The younger of the two executives interjects: "I'm sure we can find out way. This is a modular building with a directory."

"Please sign in and give us a little ID, please," the male desk clerk requests.

"Of course," the first executive replies. ID is presented; the signing the guest book is completed in a flash. The two quickly locate room 310 and knock on the door. An elderly man with a walker opens the door and invites the strangers in. "What can I do for you two gentlemen?" He asks.

"We are with corporate headquarters of Khannibal. I am Robert Reeves and this is my associate, Stanley Smythe." Robert reports. "May we come in?"

"By all means," Harry replies.

As they enter Stanley Smythe says: "Just call me 'Stan.'"

"Please call me 'Harry' as well," Harry Sloan requests. "Do be seated."

"Let us be forthcoming, Harry," Robert states. "We are confronted with some political problems. There is a hue and cry for alternative energy solutions. The corporate minds have unearthed a possibility for consideration. It is none less than your crackpot scheme known as 'proton decomposition.' Certainly you remember your doctoral dissertation?"

"I remember F-cubed, one of the conglomerates, tossing my ass to the wind! That was over thirty, no thirty-five years ago." Harry retorts. "And my Khannibal 401(K) tanking along with the reductions in Social Security and Medicare. Already I somehow managed to work until I was seventy for the most basic benefits. I belong to the 'Four Score' club, and you know what that means."

"We understand your concern in reaching the unfunded reality of being over eighty," Stan interjects. "But for you there is a promise. If you could piece together a preliminary plausible proposal for federal funding we might be able to extend and even enhance your pension."

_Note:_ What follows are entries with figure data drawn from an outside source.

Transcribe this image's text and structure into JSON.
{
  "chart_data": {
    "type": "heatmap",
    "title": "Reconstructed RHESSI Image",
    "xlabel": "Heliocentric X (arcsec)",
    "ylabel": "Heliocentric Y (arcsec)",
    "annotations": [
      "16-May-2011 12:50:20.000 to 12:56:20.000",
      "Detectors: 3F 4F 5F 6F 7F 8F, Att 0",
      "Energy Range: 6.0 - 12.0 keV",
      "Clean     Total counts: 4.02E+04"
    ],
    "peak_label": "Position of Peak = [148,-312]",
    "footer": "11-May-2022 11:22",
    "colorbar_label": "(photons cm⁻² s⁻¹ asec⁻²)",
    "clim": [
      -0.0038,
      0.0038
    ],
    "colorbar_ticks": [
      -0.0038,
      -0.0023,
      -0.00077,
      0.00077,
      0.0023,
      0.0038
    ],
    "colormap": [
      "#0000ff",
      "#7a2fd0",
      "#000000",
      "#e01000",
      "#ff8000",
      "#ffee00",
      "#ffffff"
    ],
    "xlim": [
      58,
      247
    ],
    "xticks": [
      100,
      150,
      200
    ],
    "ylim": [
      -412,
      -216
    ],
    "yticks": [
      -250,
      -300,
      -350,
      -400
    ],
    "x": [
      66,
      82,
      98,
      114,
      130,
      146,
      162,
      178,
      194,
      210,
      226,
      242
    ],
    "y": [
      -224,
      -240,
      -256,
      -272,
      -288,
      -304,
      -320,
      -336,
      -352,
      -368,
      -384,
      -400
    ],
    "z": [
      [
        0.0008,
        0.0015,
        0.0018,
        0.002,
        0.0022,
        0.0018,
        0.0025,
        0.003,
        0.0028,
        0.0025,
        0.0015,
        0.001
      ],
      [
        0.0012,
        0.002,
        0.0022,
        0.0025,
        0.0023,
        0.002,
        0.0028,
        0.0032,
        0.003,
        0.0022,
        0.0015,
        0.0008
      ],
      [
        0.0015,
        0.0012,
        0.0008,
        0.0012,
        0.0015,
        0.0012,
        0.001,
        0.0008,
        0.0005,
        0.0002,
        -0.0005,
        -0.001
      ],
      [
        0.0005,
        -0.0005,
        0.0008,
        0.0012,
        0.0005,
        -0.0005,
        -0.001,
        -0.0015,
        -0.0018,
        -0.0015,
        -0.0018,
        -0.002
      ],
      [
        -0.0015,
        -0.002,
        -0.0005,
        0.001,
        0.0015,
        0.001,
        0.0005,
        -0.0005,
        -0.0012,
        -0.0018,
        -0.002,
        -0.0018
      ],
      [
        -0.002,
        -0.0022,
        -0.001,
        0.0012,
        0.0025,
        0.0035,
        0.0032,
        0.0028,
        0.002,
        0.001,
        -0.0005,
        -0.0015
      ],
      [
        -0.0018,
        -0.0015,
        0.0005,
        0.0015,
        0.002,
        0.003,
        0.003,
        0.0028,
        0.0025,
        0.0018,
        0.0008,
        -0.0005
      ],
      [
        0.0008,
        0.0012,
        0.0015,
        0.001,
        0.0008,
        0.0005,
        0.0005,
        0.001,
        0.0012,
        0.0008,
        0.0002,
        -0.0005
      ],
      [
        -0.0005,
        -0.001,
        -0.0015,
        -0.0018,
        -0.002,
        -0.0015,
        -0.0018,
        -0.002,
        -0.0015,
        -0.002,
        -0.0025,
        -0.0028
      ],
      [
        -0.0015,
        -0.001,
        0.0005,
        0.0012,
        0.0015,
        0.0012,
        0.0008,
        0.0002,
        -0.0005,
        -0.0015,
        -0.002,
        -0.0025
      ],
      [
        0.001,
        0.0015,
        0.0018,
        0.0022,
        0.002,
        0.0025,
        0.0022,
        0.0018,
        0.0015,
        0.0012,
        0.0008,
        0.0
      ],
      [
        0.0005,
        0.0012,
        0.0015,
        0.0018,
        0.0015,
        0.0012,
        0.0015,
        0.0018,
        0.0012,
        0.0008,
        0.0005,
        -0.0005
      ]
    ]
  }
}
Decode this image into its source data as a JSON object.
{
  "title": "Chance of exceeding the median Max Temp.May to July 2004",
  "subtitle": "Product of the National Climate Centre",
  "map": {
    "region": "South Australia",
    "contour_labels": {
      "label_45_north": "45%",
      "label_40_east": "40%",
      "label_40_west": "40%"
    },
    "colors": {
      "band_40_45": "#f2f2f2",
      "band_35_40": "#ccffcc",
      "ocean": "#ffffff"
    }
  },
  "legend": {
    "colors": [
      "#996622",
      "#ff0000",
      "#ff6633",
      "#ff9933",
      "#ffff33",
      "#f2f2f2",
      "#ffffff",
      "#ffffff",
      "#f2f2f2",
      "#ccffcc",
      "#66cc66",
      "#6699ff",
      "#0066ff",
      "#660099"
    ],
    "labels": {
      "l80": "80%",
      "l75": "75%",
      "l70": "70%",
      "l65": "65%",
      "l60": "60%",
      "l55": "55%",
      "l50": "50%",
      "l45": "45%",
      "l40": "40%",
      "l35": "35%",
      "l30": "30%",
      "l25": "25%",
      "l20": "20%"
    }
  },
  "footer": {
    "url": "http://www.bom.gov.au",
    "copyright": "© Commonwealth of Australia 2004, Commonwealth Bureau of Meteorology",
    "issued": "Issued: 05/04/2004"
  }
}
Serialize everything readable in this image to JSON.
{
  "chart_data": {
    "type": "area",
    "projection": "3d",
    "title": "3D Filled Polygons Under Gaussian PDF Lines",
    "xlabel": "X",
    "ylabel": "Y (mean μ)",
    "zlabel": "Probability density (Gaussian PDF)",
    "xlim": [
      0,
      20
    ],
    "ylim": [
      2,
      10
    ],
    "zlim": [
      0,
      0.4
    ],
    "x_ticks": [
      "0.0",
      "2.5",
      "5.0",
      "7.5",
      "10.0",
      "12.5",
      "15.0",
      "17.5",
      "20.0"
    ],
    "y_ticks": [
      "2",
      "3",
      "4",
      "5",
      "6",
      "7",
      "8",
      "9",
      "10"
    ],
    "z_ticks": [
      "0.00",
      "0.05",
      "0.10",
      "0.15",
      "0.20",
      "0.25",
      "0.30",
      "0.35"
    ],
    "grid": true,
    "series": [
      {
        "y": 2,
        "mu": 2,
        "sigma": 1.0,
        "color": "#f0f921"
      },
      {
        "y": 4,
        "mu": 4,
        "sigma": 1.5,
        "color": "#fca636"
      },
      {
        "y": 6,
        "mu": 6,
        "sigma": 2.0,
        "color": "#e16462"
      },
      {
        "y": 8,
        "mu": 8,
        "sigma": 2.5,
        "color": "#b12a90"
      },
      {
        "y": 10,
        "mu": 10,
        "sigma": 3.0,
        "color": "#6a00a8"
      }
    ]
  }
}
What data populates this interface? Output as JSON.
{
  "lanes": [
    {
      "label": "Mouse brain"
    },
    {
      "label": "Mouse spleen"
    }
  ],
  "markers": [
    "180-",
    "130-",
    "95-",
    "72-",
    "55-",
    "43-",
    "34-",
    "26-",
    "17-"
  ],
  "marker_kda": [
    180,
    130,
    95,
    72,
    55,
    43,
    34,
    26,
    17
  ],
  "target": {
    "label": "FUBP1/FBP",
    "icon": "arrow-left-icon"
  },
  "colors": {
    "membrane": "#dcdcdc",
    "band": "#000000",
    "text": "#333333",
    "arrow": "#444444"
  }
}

"As much as I would like to better my meager marginal existence, my failing eyesight, Parkinson's disease, and other symptoms constrain any consideration," Harry replies. "I once had a house. The 'Reparations for China Act' moved a mainland Chinese family in and moved me out to this sterile efficiency apartment. It is mine to keep until I reach eighty, then I will join the homeless subsisters."